It’s time to #RaiseTheWage for Workers!

raiseMinimumWagePresident Obama has showed vision and leadership by calling for a raise in the federal minimum wage as one way to “build new ladders of opportunity into the middle class.” At the federal level, Senator Harkin and Congressman Miller have introduced bills that would raise the federal minimum wage for the first time since 2009. Legislative and ballot initiative campaigns at the state and local level have made great progress and scored key victories. Below are key messages about the movement to end poverty wages for workers:

  • We have lots of catching up to do.  The federal minimum wage has fallen far behind the pace of inflation. In fact, workers making minimum wage today make less than they did in 1968 when adjusted for inflation. If adjusted to inflation, the federal minimum wage should actually be $10.55. Meanwhile, worker productivity has doubled during this time but they have yet to share in the benefits of their labor.

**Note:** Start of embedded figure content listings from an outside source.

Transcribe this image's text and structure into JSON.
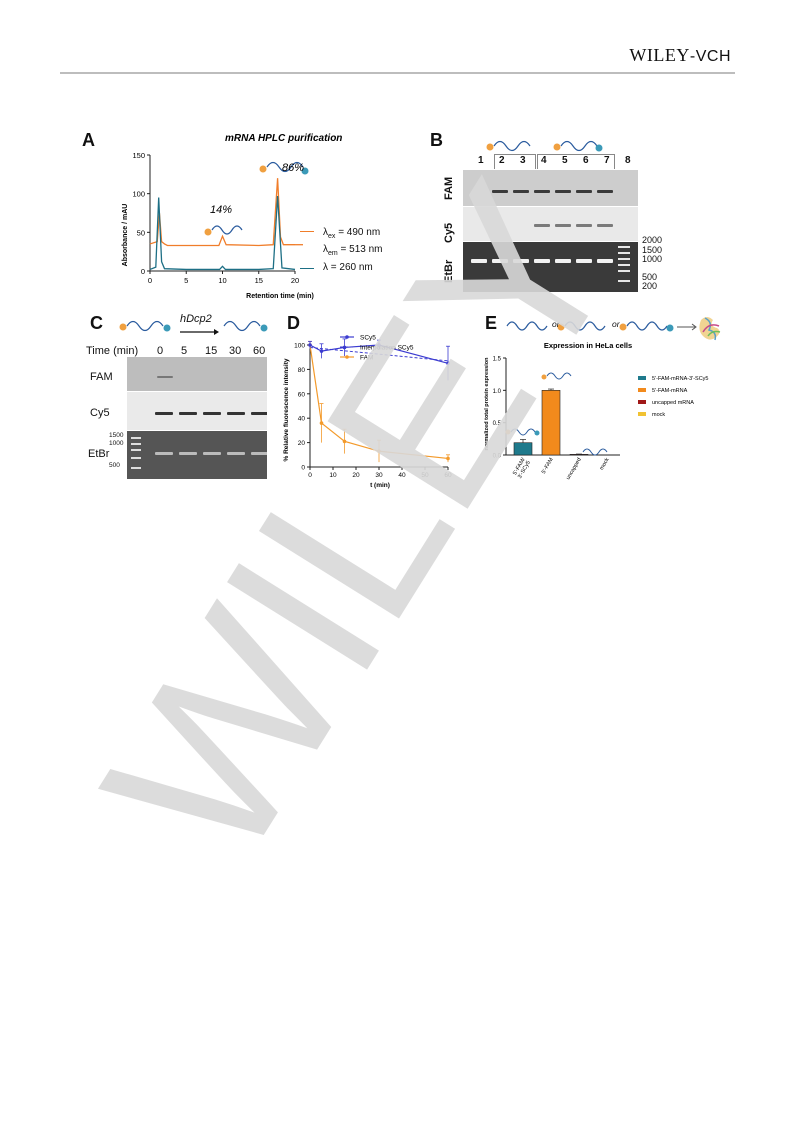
{
  "header": {
    "brand_main": "WILEY",
    "brand_sub": "-VCH"
  },
  "watermark": "WILEY",
  "panels": {
    "a": {
      "letter": "A",
      "title": "mRNA HPLC purification",
      "ylabel": "Absorbance / mAU",
      "xlabel": "Retention time (min)",
      "yticks": [
        "150",
        "100",
        "50",
        "0"
      ],
      "xticks": [
        "0",
        "5",
        "10",
        "15",
        "20"
      ],
      "peak_small_pct": "14%",
      "peak_large_pct": "86%",
      "legend_ex_value": "= 490 nm",
      "legend_em_value": "= 513 nm",
      "legend_abs_value": "= 260 nm",
      "lambda": "λ",
      "sub_ex": "ex",
      "sub_em": "em",
      "orange_color": "#f07d2a",
      "teal_color": "#1d6f85"
    },
    "b": {
      "letter": "B",
      "lanes": [
        "1",
        "2",
        "3",
        "4",
        "5",
        "6",
        "7",
        "8"
      ],
      "row_labels": [
        "FAM",
        "Cy5",
        "EtBr"
      ],
      "marker_labels": [
        "2000",
        "1500",
        "1000",
        "500",
        "200"
      ]
    },
    "c": {
      "letter": "C",
      "enzyme": "hDcp2",
      "time_label": "Time (min)",
      "times": [
        "0",
        "5",
        "15",
        "30",
        "60"
      ],
      "row_labels": [
        "FAM",
        "Cy5",
        "EtBr"
      ],
      "marker_labels": [
        "1500",
        "1000",
        "500"
      ]
    },
    "d": {
      "letter": "D",
      "ylabel": "% Relative fluorescence intensity",
      "xlabel": "t (min)",
      "yticks": [
        "100",
        "80",
        "60",
        "40",
        "20",
        "0"
      ],
      "xticks": [
        "0",
        "10",
        "20",
        "30",
        "40",
        "50",
        "60"
      ],
      "legend": [
        "SCy5",
        "Interpolation SCy5",
        "FAM"
      ],
      "scy5_color": "#3b3bd0",
      "fam_color": "#f39a2b"
    },
    "e": {
      "letter": "E",
      "or_word": "or",
      "title": "Expression in HeLa cells",
      "ylabel": "normalized total protein expression",
      "yticks": [
        "1.5",
        "1.0",
        "0.5",
        "0.0"
      ],
      "bar_labels": [
        "5'-FAM/ 3'-SCy5",
        "5'-FAM",
        "uncapped",
        "mock"
      ],
      "legend": [
        "5'-FAM-mRNA-3'-SCy5",
        "5'-FAM-mRNA",
        "uncapped mRNA",
        "mock"
      ],
      "legend_colors": [
        "#1f7a8c",
        "#f28a1c",
        "#a01818",
        "#f1c232"
      ]
    }
  },
  "chart_data": [
    {
      "type": "line",
      "title": "mRNA HPLC purification",
      "xlabel": "Retention time (min)",
      "ylabel": "Absorbance / mAU",
      "xlim": [
        0,
        20
      ],
      "ylim": [
        0,
        150
      ],
      "annotations": [
        "14%",
        "86%"
      ],
      "series": [
        {
          "name": "λex = 490 nm, λem = 513 nm",
          "x": [
            0,
            1,
            1.3,
            1.6,
            2,
            2.4,
            5,
            9.5,
            10,
            10.5,
            15,
            17,
            17.6,
            18,
            18.4,
            20
          ],
          "y": [
            35,
            38,
            75,
            38,
            35,
            33,
            33,
            33,
            45,
            34,
            33,
            34,
            120,
            44,
            34,
            34
          ]
        },
        {
          "name": "λ = 260 nm",
          "x": [
            0,
            0.8,
            1.2,
            1.6,
            2,
            5,
            9.6,
            10,
            10.4,
            15,
            17,
            17.6,
            18.2,
            20
          ],
          "y": [
            2,
            5,
            95,
            12,
            3,
            2,
            2,
            6,
            2,
            2,
            3,
            97,
            4,
            2
          ]
        }
      ]
    },
    {
      "type": "line",
      "xlabel": "t (min)",
      "ylabel": "% Relative fluorescence intensity",
      "xlim": [
        0,
        60
      ],
      "ylim": [
        0,
        100
      ],
      "legend_position": "top-right",
      "series": [
        {
          "name": "SCy5",
          "x": [
            0,
            5,
            15,
            30,
            60
          ],
          "y": [
            100,
            95,
            98,
            100,
            85
          ],
          "err": [
            3,
            6,
            7,
            4,
            14
          ]
        },
        {
          "name": "Interpolation SCy5",
          "x": [
            0,
            60
          ],
          "y": [
            98,
            87
          ]
        },
        {
          "name": "FAM",
          "x": [
            0,
            5,
            15,
            30,
            60
          ],
          "y": [
            100,
            36,
            21,
            13,
            7
          ],
          "err": [
            3,
            16,
            10,
            9,
            3
          ]
        }
      ]
    },
    {
      "type": "bar",
      "title": "Expression in HeLa cells",
      "ylabel": "normalized total protein expression",
      "categories": [
        "5'-FAM/ 3'-SCy5",
        "5'-FAM",
        "uncapped",
        "mock"
      ],
      "values": [
        0.19,
        1.0,
        0.01,
        0.0
      ],
      "errors": [
        0.05,
        0.02,
        0.005,
        0
      ],
      "ylim": [
        0,
        1.5
      ],
      "legend_position": "right"
    }
  ]
}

  • The current federal minimum wage can’t support families. The federal minimum wage, $7.25 an hour, amounts to only $15,080 a year. That is $7,000 below the federal poverty line for a family of four. People who work for a living should be able to support their families and live off their wages.
  • Low-wage jobs are costing taxpayers money. Since wages in the fast food industry are so low, 52 percent of front line fast food workers depend on public assistance to pay for basic needs like food, rent and healthcare. As a result, the low wages paid by fast-food companies cost Americans nearly $7 billion annually.
  • Workers get $7.25. Executives get 725 percent. CEO pay has risen 725 percent over the last 30 years and 80 percent of all real income growth has gone to the richest 1 percent of Americans. It’s time that workers got a raise.
  • States are leading the way to raise the wage. New Jersey became the fourth state to raise its minimum wage this year, following New York, Connecticut and California, which approved a minimum wage increase to $10 per hour. Effective January 1, 2014, New York and New Jersey will join 19 other states and the District of Columbia in raising their minimum wage above the federal level of $7.25 per hour. Legislative campaigns to raise the wage are underway in Massachusetts, Maryland, Minnesota and Hawaii.
  • Passing minimum wage bills in Congress would be an important crucial step toward raising wages for all Americans who work 40 hours a week and are still struggling to get by. Nobody with a full-time job should be forced to live in poverty.
  • Americans overwhelmingly support an increase in the minimum wage. Nearly three-quarters – 73 percent – support increasing the minimum wage and indexing it to inflation. A 56 percent majority believe that increasing the minimum wage would help the economy.